Cuando a un niño se le mete algo en la cabeza, puedes esgrimir sin éxito miles de argumentos en contra de su decisión, la mayor parte de las veces sin resultado. Mi sobrina, de apenas ocho años, harta de la supuesta incomprensión y de la falta de autonomía y concesiones por parte de sus padres, decidió tomar sus bártulos y abandonar la casa. Tomó su osito de peluche, su Nintendo, un par de euros de su hucha y media tableta de chocolate, y se dio a la fuga. Pensaba formar un núcleo unipersonal independiente en donde sus justas reivindicaciones no rebotaran contra las supuestas paredes de la indiferencia de la casa paterna.

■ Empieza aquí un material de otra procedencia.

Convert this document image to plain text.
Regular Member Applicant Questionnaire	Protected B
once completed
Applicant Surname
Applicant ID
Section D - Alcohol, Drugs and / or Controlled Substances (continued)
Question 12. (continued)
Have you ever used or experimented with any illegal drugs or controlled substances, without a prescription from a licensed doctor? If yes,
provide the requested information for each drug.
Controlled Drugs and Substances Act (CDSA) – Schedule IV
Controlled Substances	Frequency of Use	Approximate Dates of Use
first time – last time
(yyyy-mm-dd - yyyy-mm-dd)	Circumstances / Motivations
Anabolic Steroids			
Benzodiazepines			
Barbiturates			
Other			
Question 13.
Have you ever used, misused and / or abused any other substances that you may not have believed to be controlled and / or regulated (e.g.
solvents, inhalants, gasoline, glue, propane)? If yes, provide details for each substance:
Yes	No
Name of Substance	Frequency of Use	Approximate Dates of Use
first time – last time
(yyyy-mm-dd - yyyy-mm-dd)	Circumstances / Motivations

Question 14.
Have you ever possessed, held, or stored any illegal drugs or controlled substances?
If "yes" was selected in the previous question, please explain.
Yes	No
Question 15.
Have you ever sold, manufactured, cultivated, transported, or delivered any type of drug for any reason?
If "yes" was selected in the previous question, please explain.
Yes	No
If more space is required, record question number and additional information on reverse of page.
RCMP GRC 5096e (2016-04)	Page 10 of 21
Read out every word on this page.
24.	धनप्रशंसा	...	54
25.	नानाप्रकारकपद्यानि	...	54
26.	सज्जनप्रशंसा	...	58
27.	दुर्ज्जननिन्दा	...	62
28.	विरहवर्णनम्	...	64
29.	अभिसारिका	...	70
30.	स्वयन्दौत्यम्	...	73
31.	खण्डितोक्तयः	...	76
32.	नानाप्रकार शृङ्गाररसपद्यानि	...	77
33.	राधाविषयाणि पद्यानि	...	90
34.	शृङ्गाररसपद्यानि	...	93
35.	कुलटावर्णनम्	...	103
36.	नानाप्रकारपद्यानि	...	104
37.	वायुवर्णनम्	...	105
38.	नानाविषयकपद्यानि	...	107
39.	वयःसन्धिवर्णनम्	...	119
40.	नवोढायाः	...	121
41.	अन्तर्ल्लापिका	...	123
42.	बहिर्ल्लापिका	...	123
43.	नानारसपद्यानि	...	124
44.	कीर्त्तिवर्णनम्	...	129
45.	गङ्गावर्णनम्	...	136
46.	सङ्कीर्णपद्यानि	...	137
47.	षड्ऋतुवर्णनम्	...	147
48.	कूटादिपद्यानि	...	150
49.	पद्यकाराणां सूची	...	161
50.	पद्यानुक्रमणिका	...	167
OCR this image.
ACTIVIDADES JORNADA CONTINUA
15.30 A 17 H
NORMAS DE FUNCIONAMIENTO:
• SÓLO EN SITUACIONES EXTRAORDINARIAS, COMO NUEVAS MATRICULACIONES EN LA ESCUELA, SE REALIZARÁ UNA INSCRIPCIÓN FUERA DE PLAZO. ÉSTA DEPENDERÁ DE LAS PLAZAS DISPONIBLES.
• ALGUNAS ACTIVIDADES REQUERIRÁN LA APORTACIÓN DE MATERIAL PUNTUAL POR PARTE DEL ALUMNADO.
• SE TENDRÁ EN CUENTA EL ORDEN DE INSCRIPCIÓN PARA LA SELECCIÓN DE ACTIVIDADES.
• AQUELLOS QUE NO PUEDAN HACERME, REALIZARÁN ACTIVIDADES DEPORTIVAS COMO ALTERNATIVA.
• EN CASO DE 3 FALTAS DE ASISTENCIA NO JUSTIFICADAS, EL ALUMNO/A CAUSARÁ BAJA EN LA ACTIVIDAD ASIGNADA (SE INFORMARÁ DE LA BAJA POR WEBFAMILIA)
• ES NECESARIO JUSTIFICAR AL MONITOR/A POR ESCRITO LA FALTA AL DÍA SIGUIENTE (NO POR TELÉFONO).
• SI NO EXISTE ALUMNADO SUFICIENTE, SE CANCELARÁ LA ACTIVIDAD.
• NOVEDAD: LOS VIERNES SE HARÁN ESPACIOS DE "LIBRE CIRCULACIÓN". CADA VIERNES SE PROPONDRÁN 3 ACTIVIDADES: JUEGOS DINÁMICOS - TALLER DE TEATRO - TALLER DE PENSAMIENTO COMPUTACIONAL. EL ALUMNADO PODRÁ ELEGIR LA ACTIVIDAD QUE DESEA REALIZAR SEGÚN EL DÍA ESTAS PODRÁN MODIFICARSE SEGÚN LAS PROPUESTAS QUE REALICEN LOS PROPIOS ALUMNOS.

Ni que decir tiene que mi cuñado, en un ejercicio de supuesta aquiescencia y psicología infinitos, la dejó supuestamente marchar, aunque ejerciendo un seguimiento estrecho y sin ser visto, tomando nota de todos y cada uno de los movimientos de la niña de puertas para afuera de la casa. Á‰sta se sentó en las escaleras del portal durante un lapso de tiempo de una hora escasa, en donde no paró de jugar con su consola al tiempo que consumió ella sola la media tableta de chocolate ante las reiteradas negativas de su osito de peluche y la indiferencia de algunos vecinos que acertaron a pasar. Cuando la vejiga dio síntomas de alarma, decidió reconsiderar su postura y volvió a casa como si nada hubiese pasado.
La escasa capacidad de síntesis, el coraje desenfrenado o la visión limitada de los hechos hacen que, en ocasiones, proyectos que tenemos como plausibles, puedan tornarse de repente imposibles o temerarios, aunque en un principio puedan parecernos realizables a todas luces y sean sólo todos los demás quienes sean incapaces de verlo.
Como algunas personas, como algunas regiones de esto a lo que hemos dado en llamar España.